Etwa in der zweiundzwanzigsten Schwangerschaftswoche konnte auch René das erste Mal die zarten Bewegungen spüren. Ein ganz besonderer Moment für ihn, denn da wurde es für ihn noch einmal so richtig real, so richtig greif-bar, dass er bald Vater sein würde.

Im Januar erfuhren wir bei einem Arzttermin dann auch endlich, dass wir ein Mädchen erwarteten. So ganz festlegen wollte sich die Ärztin zwar nicht (es war ihr wohl einmal passiert, dass sich erst zur Geburt ihre Prognose als falsch herausgestellt hatte), aber auch mir selbst sahen die Bilder ganz nach Mädel aus. Und es passte irgendwie zu meinem Gefühl.

In der sechsundzwanzigsten Woche fing mein Geburtsvorbereitungskurs an. Ich machte ihn im Geburtshaus und hatte so die Möglichkeit, noch mehr Zeit in dieser wunderschönen Atmosphäre zu verbringen. Ich genoss diese Abende sehr. Wir machten Entspannungsübungen, Gymnastik, wir bekamen viele Informationen und natürlich hatten wir die Gelegenheit für regen Austausch. Am meisten aber genoss ich das Tönen, was wir oft zum Abschluss machten. Anfangs kam ich mir noch etwas blöd dabei vor, aber schon bald merkte ich, wie sehr mich diese Übung entspannte. Wie sehr ich alles um mich herum zu vergessen schien (besonders die schmerzenden Knochen gegen Ende der Schwangerschaft – was war das Tönen da für ein Segen!) und welch Konzentration ich aufbringen konnte. Ich liess mich einfach fallen, lauschte in mich hinein und da warst – Du. In dieser entspannten Atmosphäre, in dieser Ruhe und Gelassenheit zu spüren, dass ein kleines Wesen in mir lebt und heranwächst, war unbeschreiblich schön.

Das Frühjahr brach an und so langsam kam auch die Sonne wieder hervor. Die Temperaturen stiegen und gleichzeitig wurde ich furchtbar unbeweglich. Mein Bauch war riesig! Sah man von hinten eigentlich gar nicht, dass ich schwanger war, kamen die Leute stets ins Staunen, wenn sie mich von vorne sahen und erfuhren, dass es immer noch so viele Wochen zur Geburt waren. Oft wurde ich gefragt, ob ich Zwillinge erwartete – eine Frage, die man irgendwann wirklich nicht mehr hören mag.

Alles fing an, mir schwer zu fallen. Dauerte mein Arbeitsweg früher fünf Minuten, so brauchte ich jetzt geschlagene zwanzig. Alle machten sich über mein Schneckentempo lustig und ich konnte mir überhaupt nicht vorstellen, jemals wieder flott gehen zu können.

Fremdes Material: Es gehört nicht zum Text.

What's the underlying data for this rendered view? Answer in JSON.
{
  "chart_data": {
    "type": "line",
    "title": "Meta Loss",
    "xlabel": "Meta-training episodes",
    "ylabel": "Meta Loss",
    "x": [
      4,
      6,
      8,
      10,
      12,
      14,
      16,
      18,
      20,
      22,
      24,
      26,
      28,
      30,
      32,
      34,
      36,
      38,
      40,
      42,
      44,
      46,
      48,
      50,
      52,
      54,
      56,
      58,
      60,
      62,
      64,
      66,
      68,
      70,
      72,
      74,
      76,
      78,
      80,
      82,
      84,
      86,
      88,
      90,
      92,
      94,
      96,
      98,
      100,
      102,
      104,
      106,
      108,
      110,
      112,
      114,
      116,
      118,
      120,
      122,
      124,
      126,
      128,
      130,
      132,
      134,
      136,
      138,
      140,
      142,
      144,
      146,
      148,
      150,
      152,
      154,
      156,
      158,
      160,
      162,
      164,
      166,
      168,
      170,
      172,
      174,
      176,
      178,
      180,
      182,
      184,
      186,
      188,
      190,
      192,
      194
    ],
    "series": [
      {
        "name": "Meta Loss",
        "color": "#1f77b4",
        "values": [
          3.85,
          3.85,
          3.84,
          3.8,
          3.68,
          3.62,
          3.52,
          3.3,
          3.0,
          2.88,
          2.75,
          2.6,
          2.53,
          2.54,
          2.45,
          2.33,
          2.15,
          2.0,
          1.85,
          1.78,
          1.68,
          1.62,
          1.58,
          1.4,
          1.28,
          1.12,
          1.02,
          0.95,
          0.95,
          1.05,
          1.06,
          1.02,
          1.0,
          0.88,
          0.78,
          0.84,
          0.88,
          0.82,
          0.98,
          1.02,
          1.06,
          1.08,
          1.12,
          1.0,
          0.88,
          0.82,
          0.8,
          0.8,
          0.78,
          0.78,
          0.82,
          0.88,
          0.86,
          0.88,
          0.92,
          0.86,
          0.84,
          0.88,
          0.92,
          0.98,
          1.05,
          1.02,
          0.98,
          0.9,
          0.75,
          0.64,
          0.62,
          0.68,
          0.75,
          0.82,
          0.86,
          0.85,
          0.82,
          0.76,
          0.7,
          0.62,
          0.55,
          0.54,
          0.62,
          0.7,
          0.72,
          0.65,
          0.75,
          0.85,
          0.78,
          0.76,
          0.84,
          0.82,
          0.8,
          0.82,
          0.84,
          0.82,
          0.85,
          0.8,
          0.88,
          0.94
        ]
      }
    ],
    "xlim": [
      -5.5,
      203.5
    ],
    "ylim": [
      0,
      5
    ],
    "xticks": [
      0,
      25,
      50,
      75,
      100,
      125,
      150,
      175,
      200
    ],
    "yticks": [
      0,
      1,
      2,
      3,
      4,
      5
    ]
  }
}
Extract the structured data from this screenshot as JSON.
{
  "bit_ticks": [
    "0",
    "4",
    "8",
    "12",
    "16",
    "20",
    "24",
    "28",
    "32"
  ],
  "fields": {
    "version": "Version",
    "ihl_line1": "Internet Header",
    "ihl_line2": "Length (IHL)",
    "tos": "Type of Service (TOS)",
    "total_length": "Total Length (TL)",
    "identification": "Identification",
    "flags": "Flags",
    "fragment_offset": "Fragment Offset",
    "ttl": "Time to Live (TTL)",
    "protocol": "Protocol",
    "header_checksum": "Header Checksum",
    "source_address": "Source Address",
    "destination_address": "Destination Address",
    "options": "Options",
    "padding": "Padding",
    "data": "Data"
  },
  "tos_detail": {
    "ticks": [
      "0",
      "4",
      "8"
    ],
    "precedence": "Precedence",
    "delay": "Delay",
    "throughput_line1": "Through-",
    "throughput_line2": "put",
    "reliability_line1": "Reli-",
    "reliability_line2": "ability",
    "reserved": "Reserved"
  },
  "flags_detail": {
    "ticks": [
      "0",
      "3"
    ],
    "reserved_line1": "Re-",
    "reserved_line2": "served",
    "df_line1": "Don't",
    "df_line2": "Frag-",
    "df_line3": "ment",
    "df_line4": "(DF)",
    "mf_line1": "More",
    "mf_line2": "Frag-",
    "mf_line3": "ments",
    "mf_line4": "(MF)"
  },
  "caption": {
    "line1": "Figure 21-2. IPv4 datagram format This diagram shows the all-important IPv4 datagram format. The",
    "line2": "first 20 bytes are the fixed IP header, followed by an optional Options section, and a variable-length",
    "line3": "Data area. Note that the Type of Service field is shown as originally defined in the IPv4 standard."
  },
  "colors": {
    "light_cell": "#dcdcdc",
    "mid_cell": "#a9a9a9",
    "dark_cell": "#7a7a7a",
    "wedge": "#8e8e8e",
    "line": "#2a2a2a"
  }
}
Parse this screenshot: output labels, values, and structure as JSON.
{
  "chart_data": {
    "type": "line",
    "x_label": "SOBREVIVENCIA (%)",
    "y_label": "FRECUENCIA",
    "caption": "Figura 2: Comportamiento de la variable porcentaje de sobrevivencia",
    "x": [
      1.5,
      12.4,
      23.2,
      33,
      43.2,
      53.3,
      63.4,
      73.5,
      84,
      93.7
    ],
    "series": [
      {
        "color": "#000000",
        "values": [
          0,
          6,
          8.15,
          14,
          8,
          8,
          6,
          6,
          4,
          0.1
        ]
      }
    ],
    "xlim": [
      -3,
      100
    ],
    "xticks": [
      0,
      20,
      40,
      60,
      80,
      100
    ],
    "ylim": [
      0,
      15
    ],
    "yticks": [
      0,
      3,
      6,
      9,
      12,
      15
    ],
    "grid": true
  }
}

Die Nächte begannen nun auch, viel anstrengender zu werden. Ich musste ständig aufstehen, um zur Toilette zu gehen, und ich fand kaum noch eine Position, in der ich es aushalten konnte. Irgendwann merkten wir, dass unsere Matratze einfach zu hart für mich war, und so quartierten wir mich kurzerhand auf die deutlich weichere Gästematratze neben unser Bett aus. Von da an ging es etwas besser, doch an Durchschlafen war auch so nicht mehr zu denken.

Ungefähr zu der Zeit fingen auch die Schwierigkeiten mit meinen Händen an – es war das Karpaltunnelsyndrom, wie wir später herausfanden. Lagen die Hände kürzere Zeit vollkommen ruhig, so schmerzten sie, sobald sie wieder in Bewegung kamen. Es war ein sehr unangenehmes Gefühl in den Fingerknöcheln, was mich noch bis nach der Geburt begleiten sollte.

Die Wehwehchen häuften sich also, und so war ich heilfroh, schon zwei Wochen vor Beginn des Mutterschutzes krank geschrieben zu werden. Das Leben war auf einmal so viel entspannter, und ich merkte erst jetzt, wie sehr die Arbeit, obwohl sie eigentlich weder körperlich anstrengend noch besonders stressreich war, mich belastet hatte.